Searchable abstracts of presentations at key conferences in endocrinology
Endocrine Abstracts (2004) 7 P280

BES2004 Poster Presentations Clinical case reports (56 abstracts)

Surgical treatment of children with neonatal severe hyperparathyroidism

TR Kurzawinski 1 , MZ Fazel 1 , L Spitz 2 , S Waller 3 , E Milroy 1 , W van'T Hoff 3 & M Dattani 4

1Department of Surgery, University College London Hospitals, London. UK; 2Department of Surgery, Great Ormond Street Hospital, London. UK; 3Department of Nephro-Urology, Great Ormond Street Hospital, London. UK; 4Department of Endocrinology, Great Ormond Street Hospital, London. UK.
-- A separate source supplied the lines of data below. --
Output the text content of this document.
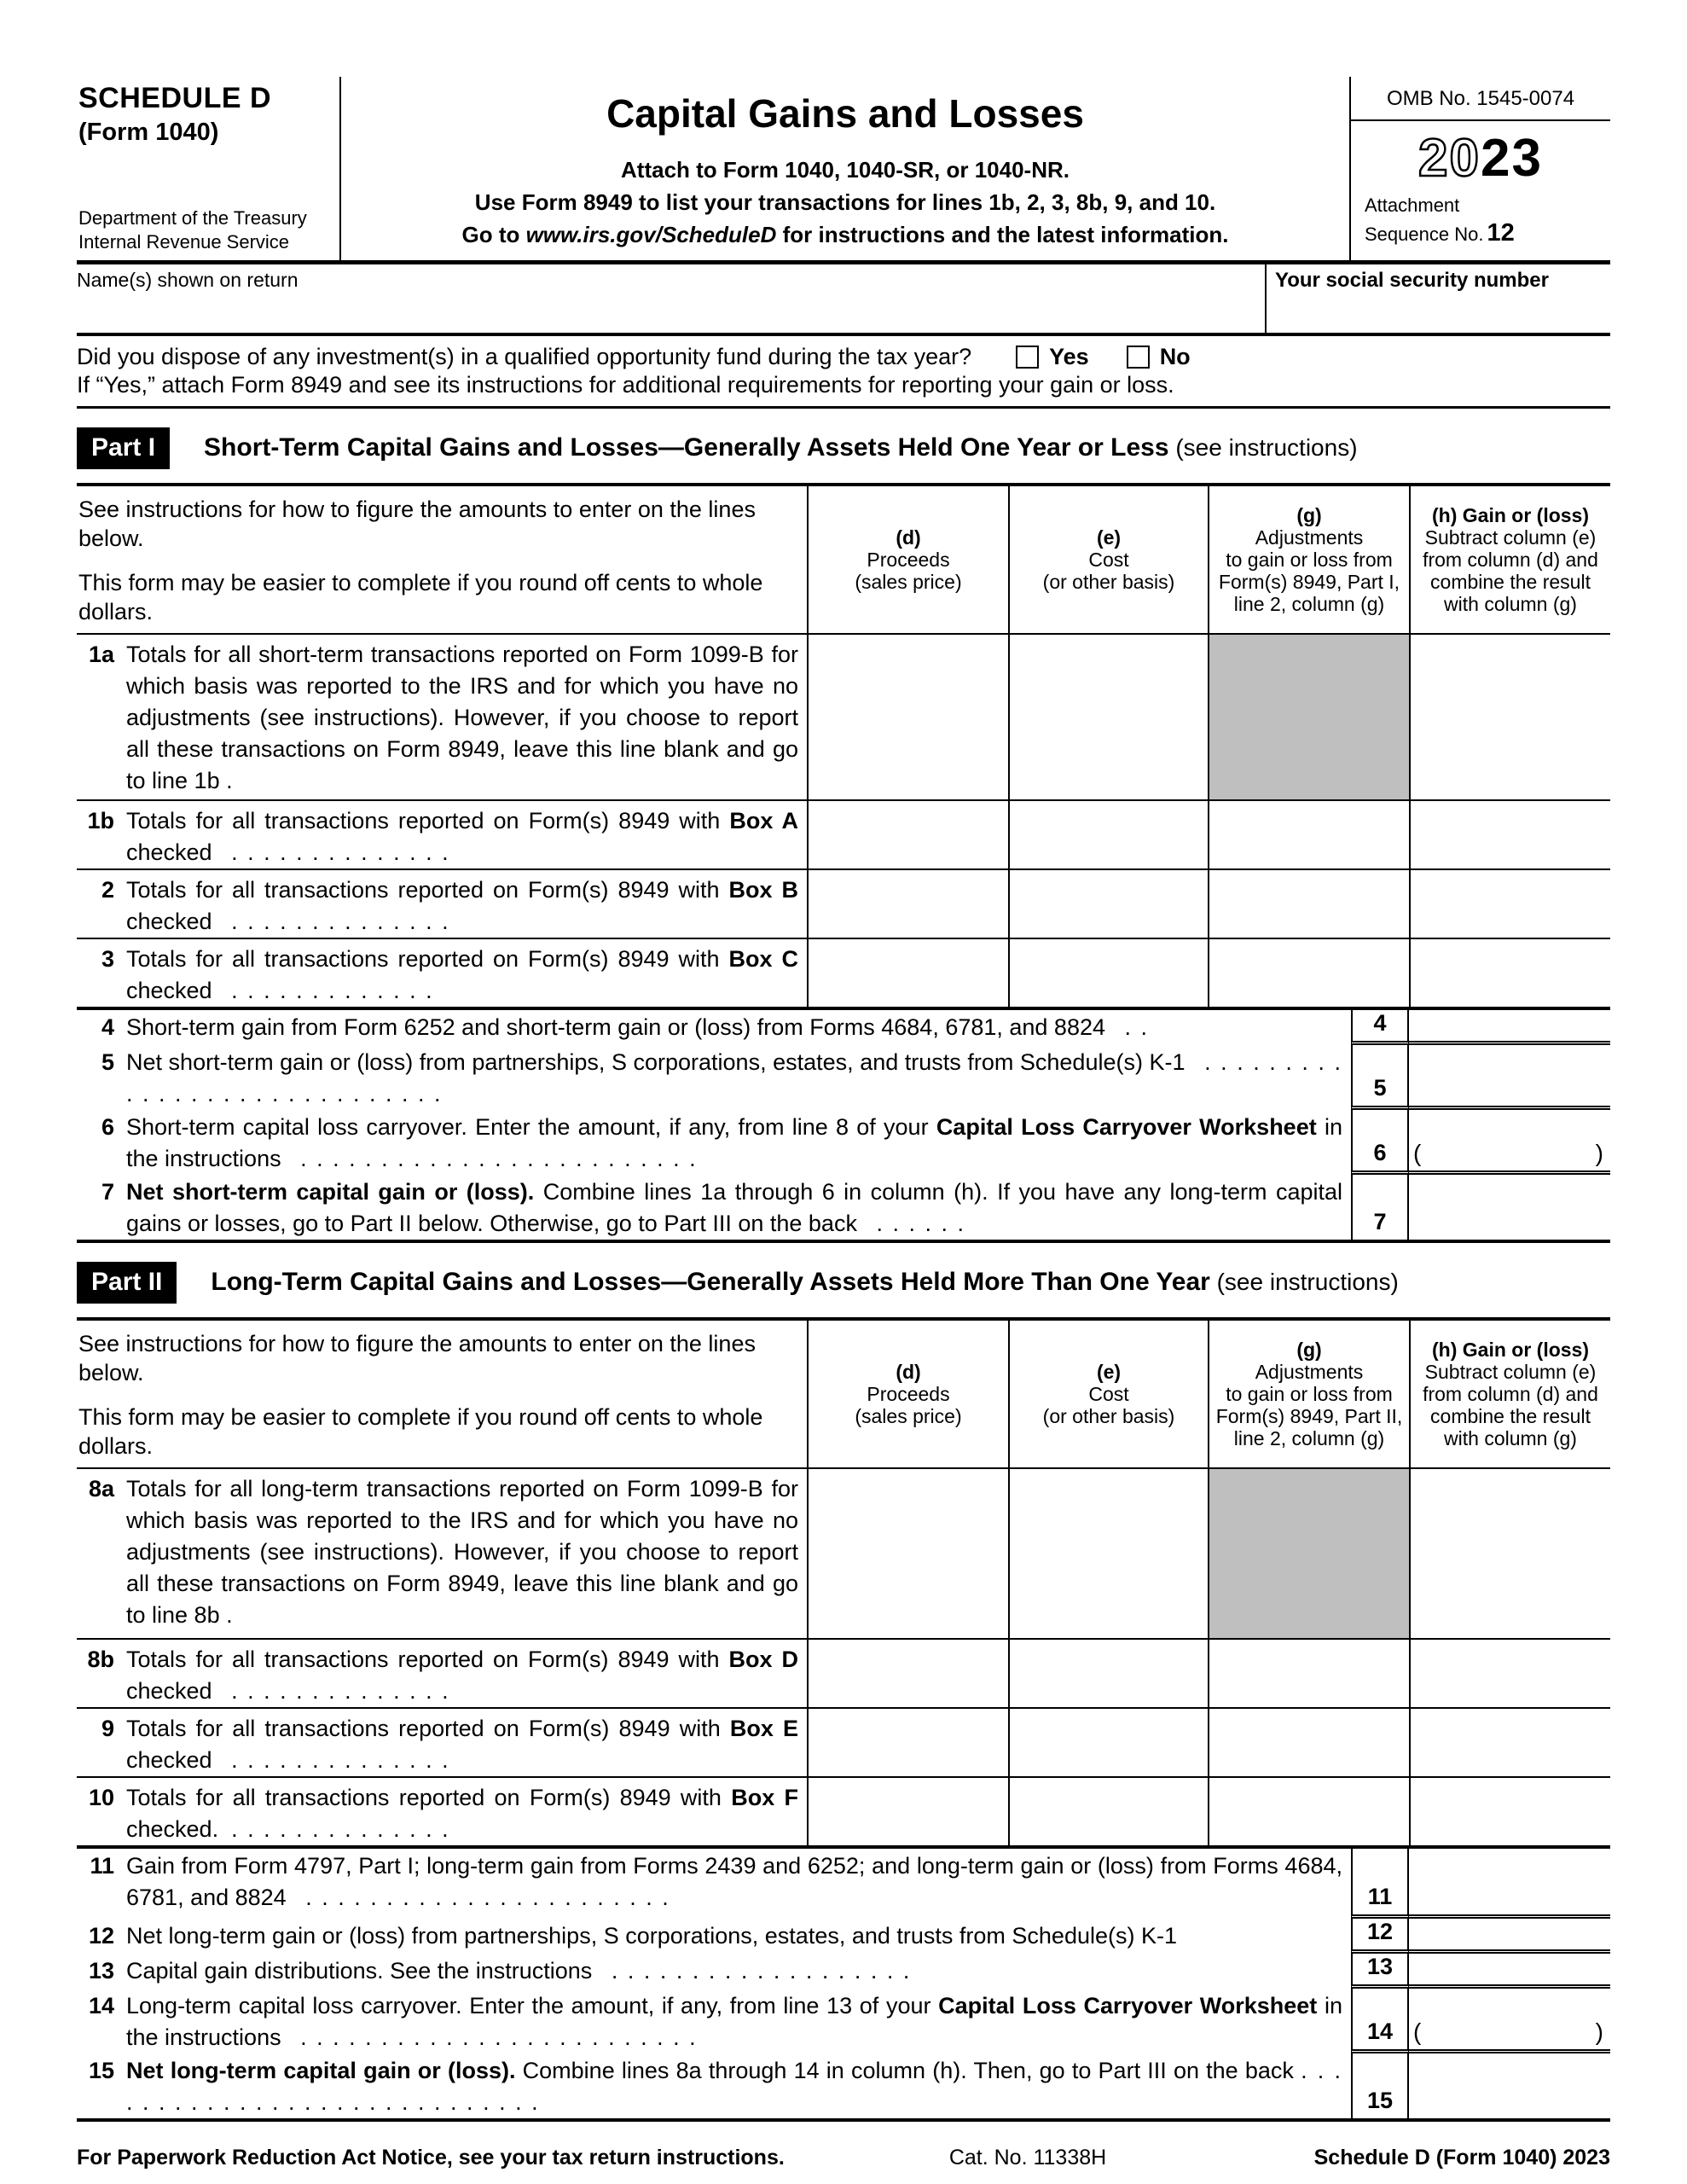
SCHEDULE D
(Form 1040)
Department of the Treasury
Internal Revenue Service
Capital Gains and Losses
Attach to Form 1040, 1040-SR, or 1040-NR.
Use Form 8949 to list your transactions for lines 1b, 2, 3, 8b, 9, and 10.
Go to www.irs.gov/ScheduleD for instructions and the latest information.
OMB No. 1545-0074
2023
Attachment
Sequence No. 12
Name(s) shown on return	Your social security number
Did you dispose of any investment(s) in a qualified opportunity fund during the tax year?	Yes	No
If “Yes,” attach Form 8949 and see its instructions for additional requirements for reporting your gain or loss.
Part I	Short-Term Capital Gains and Losses—Generally Assets Held One Year or Less (see instructions)
See instructions for how to figure the amounts to enter on the lines below.
This form may be easier to complete if you round off cents to whole dollars.
(d)
Proceeds
(sales price)
(e)
Cost
(or other basis)
(g)
Adjustments
to gain or loss from
Form(s) 8949, Part I,
line 2, column (g)
(h) Gain or (loss)
Subtract column (e)
from column (d) and
combine the result
with column (g)
1a Totals for all short-term transactions reported on Form 1099-B for which basis was reported to the IRS and for which you have no adjustments (see instructions). However, if you choose to report all these transactions on Form 8949, leave this line blank and go to line 1b .
1b Totals for all transactions reported on Form(s) 8949 with Box A checked . . . . . . . . . . . . . .
2 Totals for all transactions reported on Form(s) 8949 with Box B checked . . . . . . . . . . . . . .
3 Totals for all transactions reported on Form(s) 8949 with Box C checked . . . . . . . . . . . . .
4 Short-term gain from Form 6252 and short-term gain or (loss) from Forms 4684, 6781, and 8824 . .	4
5 Net short-term gain or (loss) from partnerships, S corporations, estates, and trusts from Schedule(s) K-1 . . . . . . . . . . . . . . . . . . . . . . . . . . . . .	5
6 Short-term capital loss carryover. Enter the amount, if any, from line 8 of your Capital Loss Carryover Worksheet in the instructions . . . . . . . . . . . . . . . . . . . . . . . . .	6	(	)
7 Net short-term capital gain or (loss). Combine lines 1a through 6 in column (h). If you have any long-term capital gains or losses, go to Part II below. Otherwise, go to Part III on the back . . . . . .	7
Part II	Long-Term Capital Gains and Losses—Generally Assets Held More Than One Year (see instructions)
See instructions for how to figure the amounts to enter on the lines below.
This form may be easier to complete if you round off cents to whole dollars.
(d)
Proceeds
(sales price)
(e)
Cost
(or other basis)
(g)
Adjustments
to gain or loss from
Form(s) 8949, Part II,
line 2, column (g)
(h) Gain or (loss)
Subtract column (e)
from column (d) and
combine the result
with column (g)
8a Totals for all long-term transactions reported on Form 1099-B for which basis was reported to the IRS and for which you have no adjustments (see instructions). However, if you choose to report all these transactions on Form 8949, leave this line blank and go to line 8b .
8b Totals for all transactions reported on Form(s) 8949 with Box D checked . . . . . . . . . . . . . .
9 Totals for all transactions reported on Form(s) 8949 with Box E checked . . . . . . . . . . . . . .
10 Totals for all transactions reported on Form(s) 8949 with Box F checked. . . . . . . . . . . . . . .
11 Gain from Form 4797, Part I; long-term gain from Forms 2439 and 6252; and long-term gain or (loss) from Forms 4684, 6781, and 8824 . . . . . . . . . . . . . . . . . . . . . . .	11
12 Net long-term gain or (loss) from partnerships, S corporations, estates, and trusts from Schedule(s) K-1	12
13 Capital gain distributions. See the instructions . . . . . . . . . . . . . . . . . . .	13
14 Long-term capital loss carryover. Enter the amount, if any, from line 13 of your Capital Loss Carryover Worksheet in the instructions . . . . . . . . . . . . . . . . . . . . . . . . .	14 (	)
15 Net long-term capital gain or (loss). Combine lines 8a through 14 in column (h). Then, go to Part III on the back . . . . . . . . . . . . . . . . . . . . . . . . . . . . .	15
For Paperwork Reduction Act Notice, see your tax return instructions.	Cat. No. 11338H	Schedule D (Form 1040) 2023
Familial Hypocalcuric Hypercalcaemia (FHH) is an autosomal dominant condition associated with inactivating mutations of the human calcium sensing receptor (CaSR) gene (heterozygotes). Neonatal Severe Primary Hyperparathyroidism (NSHPT) affects infants who inherit two such inactivating copies (homozygotes). NSHPT is frequently fatal without parathyroidectomy (PTx).

Between 1984 and 2003 we have diagnosed and treated seven children (4M, 3F) with NSHPT. All children presented with a hypercalcaemic crisis with mean corrected calcium of 5.2 mmol (3.03-8.01) and elevated PTH of 175 (15-361). All children had features of severe bone demineralisation and a combination of vomiting, dehydration, poor feeding, and failure to thrive. One child had multiorgan failure, rib fractures with flail chest necessitating ventilation on ITU. None of the children had renal calcification or stones. Five children had CaSR gene mutations identified.

Initial treatment was re-hydration, low calcium diet, Frusemide, steroids, Calcitonin, and Bisphosphonates. Five children had surgery, 4 total and 1 subtotal PTx. The delay between diagnosis and surgery varied from 21 to 1063 days. Children who had total PTx had undetectable levels of PTH on discharge, tolerated treatment with alfacalcidol and calcium well, had no further re-admissions, caught up with development and show reversal of bone disease. One child had a 3.5 gland parathyroidectomy and remained mildly hypercalcaemic with high PTH levels. There were no post-operative complications.

Two children who had no surgery are now 18 and 12 years old and required medication to combat hypercalcaemia and multiple hospital admissions until late teens. Both patients biochemical profile now resembles FHH but they developed mild cognitive deficit and musculoskeletal problems.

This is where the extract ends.